Ve düşünüyor açlığın yokluğun ne demek olduğunu.
Fakirin dünyasını anlıyor.
Fakirliğin çilesini an be an his ediyor.
***
Bu öyle bir ibadet ki tüm ümmetlere farz kılınmış.
Her kavim ve her ümmet mecbur kılınmış.
Çünkü yukarıda çok kısa da olsa orucun insan üzerindeki farklı hikmetlerini açmaya çalıştım.
Gerçi bu detayları hemen hemen birçok yerde okuyup anlayabiliyoruz.
Lakin bir mesele var ki orası beni hep düşündürmüştür.
Beddiüzzaman’ın “rüyada hitabe”sini okuduğumdan beri;
Orucun “Sosyo-Kader” cihetini hep düşünmüşümdür.
Osmanlı nasıl ki orucu basite aldı.
Tutmamazlık etti.
Namazı kılmadığı gibi…
Kaderi ilahi 5 sene cephede hem oruç hem de namaz kıldırdı.
İsterseniz bir de tersinden bakalım.
Türkiye’yi düşünelim.
Adı İslam ama pek de dindar bir devlet değil.
Zaten laik bir devlet…
Dini sevdiğini de söyleyemeyiz.
Ama bir gerçek var ki çıktığı tarihe ve de çevresine baktığımızda, bataklık içinde bir gül gibi.
Ortadoğudaki, Asya’daki Afrika’daki özellikle birçok İslam ülkesine göre refah seviyesi çok güzel.
Hatta dikkat ederseniz oralarda insanların çoğu açlıkla ve kıtlıklarla boğuşurken, ülkemizde hemen hemen hiç öyle bir şey yaşamadık.
Sadece ikinci dünya savaşında idarecilerin basiretsizliği yüzünde insanlarımız bir süre kıtlık çektiler.
Ve bir de aynı basiretsizlik yüzünden 70’li yılların sonlarındaki kuyrukları yaşadık.
Evet, bunun dışında belki birçok kriz yaşadık.
Ülke olarak borçlandık.
Hatta orta çağ diktatoryası türü ihtilaller bile yaşadık. (ki her ihtilalin ne kadar ülkeyi gerilettiğini hepimiz biliyoruz.)
Yine de hiçbir zaman Allah bizi açlıkla cezalandırmadı.
İşte ben bu konuyu çok düşünürdüm.
Ta ki özel televizyonlar çoğaldı halkımızın gerçek yüzü de ortaya çıktı.
Meğer millet olarak oruca çok önem veriyormuşuz.
Birçok insanımız; içkicisinden tutun kumarbazına kadar, memurundan tutun futbolcusuna kadar herkes “Ramazan” dendi mi orda duruyor.
Hele kadınlarımız; bütün benlikleriyle Ramazanı karşılıyorlar.
Zira herkes bu şuurda ki: her ibadetin yapısı farklı. Her farzın karakteri farklıdır.

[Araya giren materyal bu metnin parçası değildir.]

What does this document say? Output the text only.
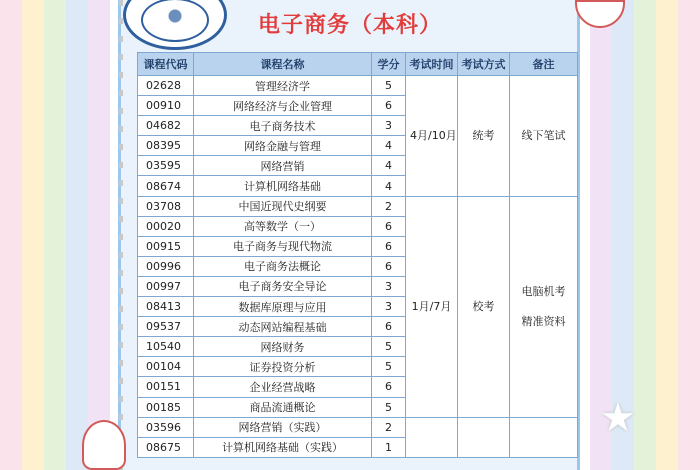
★
电子商务（本科）
课程代码	课程名称	学分	考试时间	考试方式	备注
02628	管理经济学	5	4月/10月	统考	线下笔试

00910	网络经济与企业管理	6			
04682	电子商务技术	3			
08395	网络金融与管理	4			
03595	网络营销	4			
08674	计算机网络基础	4			
03708	中国近现代史纲要	2	1月/7月	校考	电脑机考
精准资料

00020	高等数学（一）	6			
00915	电子商务与现代物流	6			
00996	电子商务法概论	6			
00997	电子商务安全导论	3			
08413	数据库原理与应用	3			
09537	动态网站编程基础	6			
10540	网络财务	5			
00104	证券投资分析	5			
00151	企业经营战略	6			
00185	商品流通概论	5			
03596	网络营销（实践）	2			

08675	计算机网络基础（实践）	1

Birisi diğerine mani olamaz.
Ve işte bu kadar ciddi bir şekilde ramazan karşılandığı için kader bizi hiçbir zaman açlıkla cezalandırmadı.
Krizler yaşarız ihtilaller yaşarız, basiretsiz hükümetlerimiz de olur ama Allah’a şükür hiç aç kalmadık.
Tabi oruca bu şekilde bir yaklaşım bizi böylesine muhafaza ediyorsa…
Eh gerçek bir İslami hayatın neler kazandıracağını da siz düşünün?